(4 p.m. Saturday update) EMA director issues update; flood threat expanded
Escambia County EMA Director David Adams just released the 4 p.m. forecast for subtropical storm Alberto.
“Confidence is increasing in the accuracy of the forecast,” he said. “Please not that the area included in the flash flood watch and the area included in the extreme flash flood threat has been extended to include a large area to the north and east. This area includes most, if not all of the river and stream basins for Big Escambia Creek, Little Escambia Creek, Murder Creek, Burnt Corn Creek, and the Conecuh River. The area could possibly see 6 to 12 inches of rainfall, with localized higher amounts (maybe even double these amounts). This increased the likelihood the we will see flooding conditions on these waterways. This could mean flooded roadways.”
Adams said residents who must drive should use extreme caution.
“If water covers the roadway or bridge, turn around and find another route,” he said. “It only takes about 6 inches of fast moving water to float and move a vehicle. You cannot see what is or is not under the water. The road way, culvert or bridge may be washed away. It’s not worth the chance to try to cross it, you will endanger you, your family and the first responders that will be called to assist. Swift-water rescue is very dangerous and not always successful.”
Key points from the National Weather Service residents should know include:
- A new circulation had formed further Norther;
- Alberto’s track shifted a bit farther east (now officially near the Alabama- Florida border region), but is still way too early to start pinning it down;
- Multi-day excessively heavy rainfall event unfolding with 6-12” closer to
coast and 4-7” inland.

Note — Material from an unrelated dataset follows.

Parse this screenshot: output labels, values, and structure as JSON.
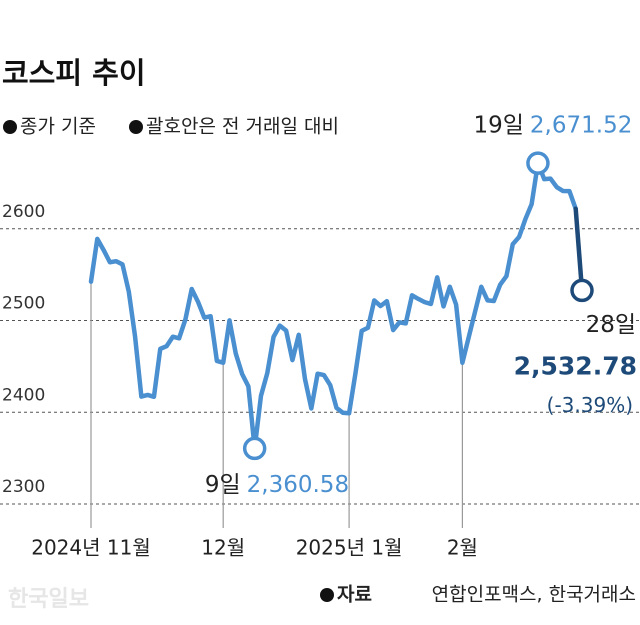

Some locations could see 10-15” east of the low center.
Looking now at lowering rainfall amounts west of low center (but will not go
too far since early).
- Prolonged tornado threat due to our region being in right-front quadrant of
Alberto for almost 1.5 days.
- Lingering river flooding next week – could hamper response and recovery.
Key current observations:
- Thunderstorm activity developing around closed low center.
- However, deep convection still sheared off to east.
- Pressures falling (999 mb) and better development underway.
- Center clearly drifting more west past few hours.
A tropical storm watch is currently in effect for the following counties
In Northwest Florida:
- Santa Rosa
In Southwest Alabama:
- coastal and center portions of Mobile and Baldwin counties.
The same counties are also under a storm surge watch.
NWS has issued the following evolution and impact windows:
- Midnight (Sat., May 26): Coastal water level rises begin late in the day and long period swell and high surf arriving and developing along the coast during the day
- 7 a.m., Sun., May 27: Coastal water levels continue to rise; continuous rain overspreading southern counties; water for greater than expected intensification;
- 7 p.m., Sun., May 27: Things go downhill from this point on; coastal water levels rise; winds along coast really increase overnight.
- Monday: Landfall late Monday somewhere in the Mississippi-Alabama-Florida region.
Coastal wind impacts increasing 35-45 mph sustained with higher gusts.
- Very heavy rain with flooding and isolate tornadoes.
- Tuesday: system just inland but moving very little. Likely serious flooding impacts and it transitions to depression intensity.
- Tornado threats shift inland.
- Rivers likely rising rapidly and heavy rain, flash flood threat ongoing.